Another issue for Windows users is that the names of the directories in the filepath will be separated by backslash ("\") characters. Unfortunately, like many other programming languages, the backslash has a special meaning in R: it is used to designate escape characters. When supplying R with a file path in Windows, every backslash must be doubled (as shown above).

There are times when giving the full file path might be desirable, but in most cases a short cut can be taken. R allows us to define a working directory that will act as a default file path. To set the working directory click "File"->"Change Dir," select the folder where the data is located and click "OK." When the working directory is set to the folder that contains the data to be imported, the read.csv command will need only the filename between the quotation marks.

After successfully executing the "read.csv" command, the data stored in the csv file will rush through the screen, but to actually use the Data, it will need to be stored in a variable.

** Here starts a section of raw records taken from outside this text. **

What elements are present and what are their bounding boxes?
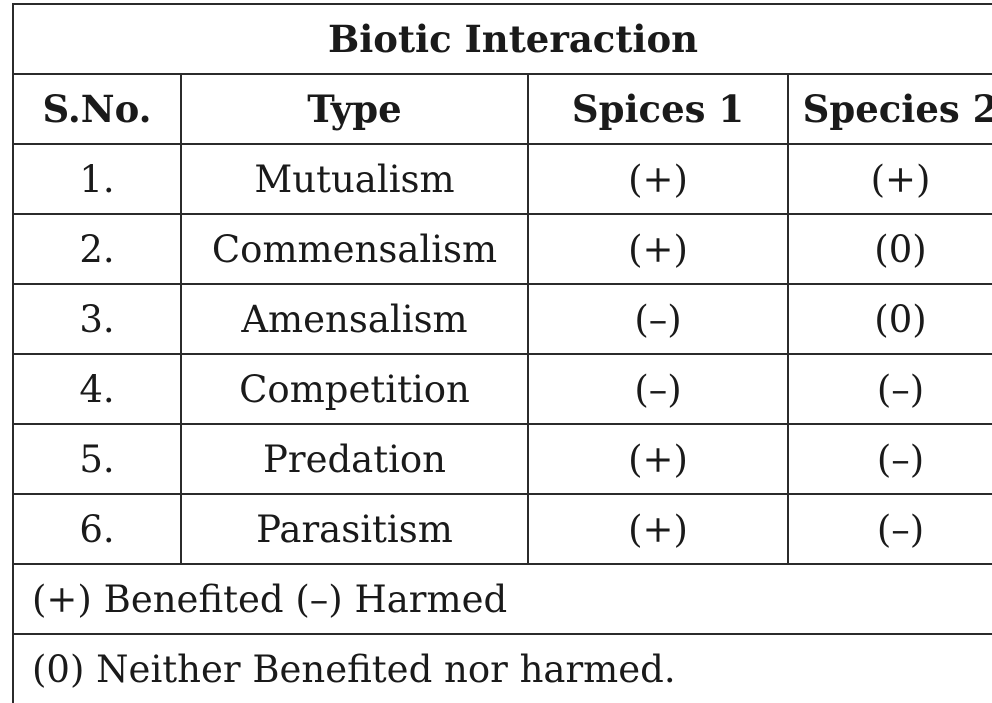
cell-species-2: (–): [786, 493, 992, 565]
cell-species-2: (0): [786, 283, 992, 355]
legend-benefited-harmed: (+) Benefited (–) Harmed: [11, 563, 992, 635]
cell-type: Predation: [180, 423, 529, 495]
legend-row: (0) Neither Benefited nor harmed.: [11, 633, 992, 703]
cell-type: Commensalism: [180, 213, 529, 285]
biotic-interaction-table-container: Biotic Interaction S.No. Type Spices 1 S…: [11, 3, 992, 703]
cell-type: Mutualism: [180, 143, 529, 215]
cell-species-1: (+): [527, 493, 789, 565]
header-species-2: Species 2: [786, 73, 992, 145]
cell-species-1: (+): [527, 213, 789, 285]
table-title-row: Biotic Interaction: [11, 3, 992, 75]
table-row: 6. Parasitism (+) (–): [12, 493, 992, 565]
cell-species-2: (–): [786, 353, 992, 425]
table-row: 1. Mutualism (+) (+): [12, 143, 992, 215]
table-header-row: S.No. Type Spices 1 Species 2: [12, 73, 992, 145]
cell-type: Amensalism: [180, 283, 529, 355]
table-row: 5. Predation (+) (–): [12, 423, 992, 495]
header-sno: S.No.: [12, 73, 182, 145]
cell-sno: 4.: [12, 353, 182, 425]
cell-species-2: (–): [786, 423, 992, 495]
cell-sno: 2.: [12, 213, 182, 285]
cell-sno: 1.: [12, 143, 182, 215]
legend-row: (+) Benefited (–) Harmed: [11, 563, 992, 635]
cell-type: Parasitism: [180, 493, 529, 565]
table-row: 3. Amensalism (–) (0): [12, 283, 992, 355]
cell-sno: 6.: [12, 493, 182, 565]
cell-species-2: (+): [786, 143, 992, 215]
table-row: 4. Competition (–) (–): [12, 353, 992, 425]
cell-type: Competition: [180, 353, 529, 425]
cell-sno: 5.: [12, 423, 182, 495]
cell-species-1: (–): [527, 353, 789, 425]
cell-species-1: (+): [527, 143, 789, 215]
legend-neither: (0) Neither Benefited nor harmed.: [11, 633, 992, 703]
table-row: 2. Commensalism (+) (0): [12, 213, 992, 285]
biotic-interaction-table: Biotic Interaction S.No. Type Spices 1 S…: [11, 3, 992, 703]
cell-species-2: (0): [786, 213, 992, 285]
header-type: Type: [180, 73, 529, 145]
table-title: Biotic Interaction: [11, 3, 992, 75]
header-species-1: Spices 1: [527, 73, 789, 145]
cell-species-1: (–): [527, 283, 789, 355]
cell-species-1: (+): [527, 423, 789, 495]
cell-sno: 3.: [12, 283, 182, 355]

In R, a variable can hold any type or size of data and can have any name that isn't already a command in R (most nouns will work). Since this data involves educational attainment,  "educ" was chosen as its name. To store the CSV's contents in "educ," use the same command as before (tip: hitting the up arrow scrolls backwards through previously executed commands) but precede it with "educ<-." The "<-" is called the assignment operator. Think of it as a directional arrow that tells R, "this data goes here." The syntax here is "educ<-read.csv("fullfilepathoffile")", then "educ" to ensure it read in correctly.

That Data goes here

Notice, in the above example, that once the CSV is stored as a variable, the variable name can be used to display the variables contents. Just typing the variable name can be a good way to check that the "read" function executed properly.

Other Filetypes

Of course, CSV is far from the only filetype out there for formatting data. R also has commands that automatically read data from tab separated value (TSV) files and HTML tables. R can deal with other filetypes manually using the 'scan' and 'readlines' functions (The R Cookbook, Chapter 4 provides easy to follow instructions for these functions, see the Recommended Resources section of this guide). Functions for easily importing most data formats (including XML and files created with/for SPSS, SAS, and Stata) can also be downloaded through the R project's packages page.